In chief executive Vittorio Colao's final set of figures before handing over the reins in October, the company reported a 4.9% fall in group revenues to €10.9 billion for its first quarter to June 30.
Its service revenue growth slowed to 0.3%, with €11.1bn posted for the quarter, as Vodafone blamed increased competition in Italy and Spain.
This dragged European service revenues down 0.4% and took the shine off a 7.2% hike for its Africa, Middle East & Asia Pacific (Amap) division.
India also saw "intense" competition, with service revenues plunging 22.3%, due largely to the country's price war.
Vodafone is waiting for clearance for a deal to merge Vodafone India and Idea Cellular, which is set to complete by the end of August and will help it weather the tough conditions in the market.
In the UK, Vodafone said its underlying performance continued to recover, but reported figures showed an ongoing impact from regulation and UK handset financing.
Service revenues in the UK fell 4.9%, steeper than the 3.4% fall in the previous quarter, although Vodafone said that, stripping out regulation and UK handset financing, it saw growth of 1.8%.
The group also cheered a strong UK broadband performance, with 52,000 net customer additions in the quarter, which helped fixed service revenues grow 5.3%.
Despite the quarterly revenue hit, Vodafone confirmed it was on track for full-year underlying earnings growth of between 1% and 5% as it also continues to slash costs.
Mr Colao said: "The majority of our operations performed well, with ongoing momentum in Germany, further underlying recovery in the UK and continued good growth in Amap, all of which helped to offset increased competition in Italy and Spain."

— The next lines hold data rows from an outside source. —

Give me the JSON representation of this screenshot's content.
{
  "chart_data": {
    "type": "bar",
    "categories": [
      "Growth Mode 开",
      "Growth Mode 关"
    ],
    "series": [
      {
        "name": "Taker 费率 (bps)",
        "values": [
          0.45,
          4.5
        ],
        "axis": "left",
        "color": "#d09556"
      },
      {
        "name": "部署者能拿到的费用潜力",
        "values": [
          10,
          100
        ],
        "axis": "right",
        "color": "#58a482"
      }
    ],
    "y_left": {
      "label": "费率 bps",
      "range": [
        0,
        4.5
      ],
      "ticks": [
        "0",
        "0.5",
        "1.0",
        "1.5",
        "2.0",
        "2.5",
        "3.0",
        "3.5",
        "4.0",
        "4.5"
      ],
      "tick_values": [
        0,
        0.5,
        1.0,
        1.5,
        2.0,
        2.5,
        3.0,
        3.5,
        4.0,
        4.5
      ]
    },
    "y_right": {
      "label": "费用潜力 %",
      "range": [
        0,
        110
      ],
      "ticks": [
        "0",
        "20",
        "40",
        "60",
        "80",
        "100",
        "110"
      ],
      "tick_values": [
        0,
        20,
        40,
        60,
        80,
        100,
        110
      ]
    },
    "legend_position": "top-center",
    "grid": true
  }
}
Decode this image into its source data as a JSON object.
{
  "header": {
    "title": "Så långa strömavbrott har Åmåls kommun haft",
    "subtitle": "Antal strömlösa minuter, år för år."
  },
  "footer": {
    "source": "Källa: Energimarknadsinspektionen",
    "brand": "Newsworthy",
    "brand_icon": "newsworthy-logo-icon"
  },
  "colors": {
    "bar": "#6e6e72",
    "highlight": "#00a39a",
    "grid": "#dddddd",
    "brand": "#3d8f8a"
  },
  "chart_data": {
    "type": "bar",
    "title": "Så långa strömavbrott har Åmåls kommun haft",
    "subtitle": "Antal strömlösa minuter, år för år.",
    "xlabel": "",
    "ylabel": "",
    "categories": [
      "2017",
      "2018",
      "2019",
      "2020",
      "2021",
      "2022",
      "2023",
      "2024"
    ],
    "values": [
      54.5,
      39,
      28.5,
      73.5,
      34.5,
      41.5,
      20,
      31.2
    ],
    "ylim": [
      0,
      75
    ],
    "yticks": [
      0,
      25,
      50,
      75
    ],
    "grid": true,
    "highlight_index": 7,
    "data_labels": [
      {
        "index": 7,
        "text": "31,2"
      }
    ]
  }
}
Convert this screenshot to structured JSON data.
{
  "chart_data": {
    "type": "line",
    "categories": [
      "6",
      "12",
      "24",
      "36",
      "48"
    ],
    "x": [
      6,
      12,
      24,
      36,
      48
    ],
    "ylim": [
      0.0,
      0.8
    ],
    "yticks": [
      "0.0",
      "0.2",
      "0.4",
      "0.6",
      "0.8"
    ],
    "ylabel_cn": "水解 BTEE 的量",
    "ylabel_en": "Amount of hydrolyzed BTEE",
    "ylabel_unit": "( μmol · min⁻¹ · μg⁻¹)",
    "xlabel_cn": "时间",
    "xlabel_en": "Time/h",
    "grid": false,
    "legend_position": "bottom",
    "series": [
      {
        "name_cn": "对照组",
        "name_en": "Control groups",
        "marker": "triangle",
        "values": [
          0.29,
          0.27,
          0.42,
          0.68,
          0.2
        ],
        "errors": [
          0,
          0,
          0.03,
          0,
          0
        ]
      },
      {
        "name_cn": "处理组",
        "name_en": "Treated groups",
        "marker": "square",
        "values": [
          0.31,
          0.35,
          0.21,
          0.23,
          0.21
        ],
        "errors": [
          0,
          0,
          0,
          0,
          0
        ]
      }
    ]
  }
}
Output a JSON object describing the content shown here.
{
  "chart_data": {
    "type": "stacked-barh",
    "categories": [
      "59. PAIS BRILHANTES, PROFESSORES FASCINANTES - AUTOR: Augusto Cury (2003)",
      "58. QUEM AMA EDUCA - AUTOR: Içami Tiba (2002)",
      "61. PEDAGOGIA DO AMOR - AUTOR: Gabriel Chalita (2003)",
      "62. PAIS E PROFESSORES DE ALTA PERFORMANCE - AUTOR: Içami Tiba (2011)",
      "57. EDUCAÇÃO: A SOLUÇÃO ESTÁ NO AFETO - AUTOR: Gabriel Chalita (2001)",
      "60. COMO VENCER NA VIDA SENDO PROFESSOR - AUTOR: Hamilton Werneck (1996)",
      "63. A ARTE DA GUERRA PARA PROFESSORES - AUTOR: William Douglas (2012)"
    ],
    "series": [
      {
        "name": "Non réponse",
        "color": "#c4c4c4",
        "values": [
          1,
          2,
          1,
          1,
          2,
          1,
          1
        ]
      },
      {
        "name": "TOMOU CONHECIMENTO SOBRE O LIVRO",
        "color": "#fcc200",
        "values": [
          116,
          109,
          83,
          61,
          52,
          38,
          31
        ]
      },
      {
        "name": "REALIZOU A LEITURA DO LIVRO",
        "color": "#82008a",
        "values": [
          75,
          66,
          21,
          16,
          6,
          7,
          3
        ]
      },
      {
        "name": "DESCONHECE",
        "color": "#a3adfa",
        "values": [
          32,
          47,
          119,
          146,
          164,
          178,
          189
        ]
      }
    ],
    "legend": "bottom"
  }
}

The group's overall performance - including good progress in reducing absolute operating costs for the third year running - provides us with the confidence to reiterate our outlook for the year.
Vodafone announced in May that Mr Colao will step down on October 1 after more than 10 years at the helm.
Mr Colao, who took on the role in July 2008, will be succeeded by group chief financial officer Nick Read, who will become chief executive designate from July 27.
Mr Read will be replaced by deputy chief financial officer Margherita Della Valle on July 27, which is the date of Vodafone's annual shareholder meeting.
Vodafone also recently confirmed an €18.4 billion deal that will see it snap up a raft of Liberty Global assets across Europe.
It has agreed to acquire operations in Germany, the Czech Republic, Hungary and Romania in a move that it said would help it become "the leading next generation network owner in Europe" with a total reach of 110 million homes and businesses, including wholesale arrangements.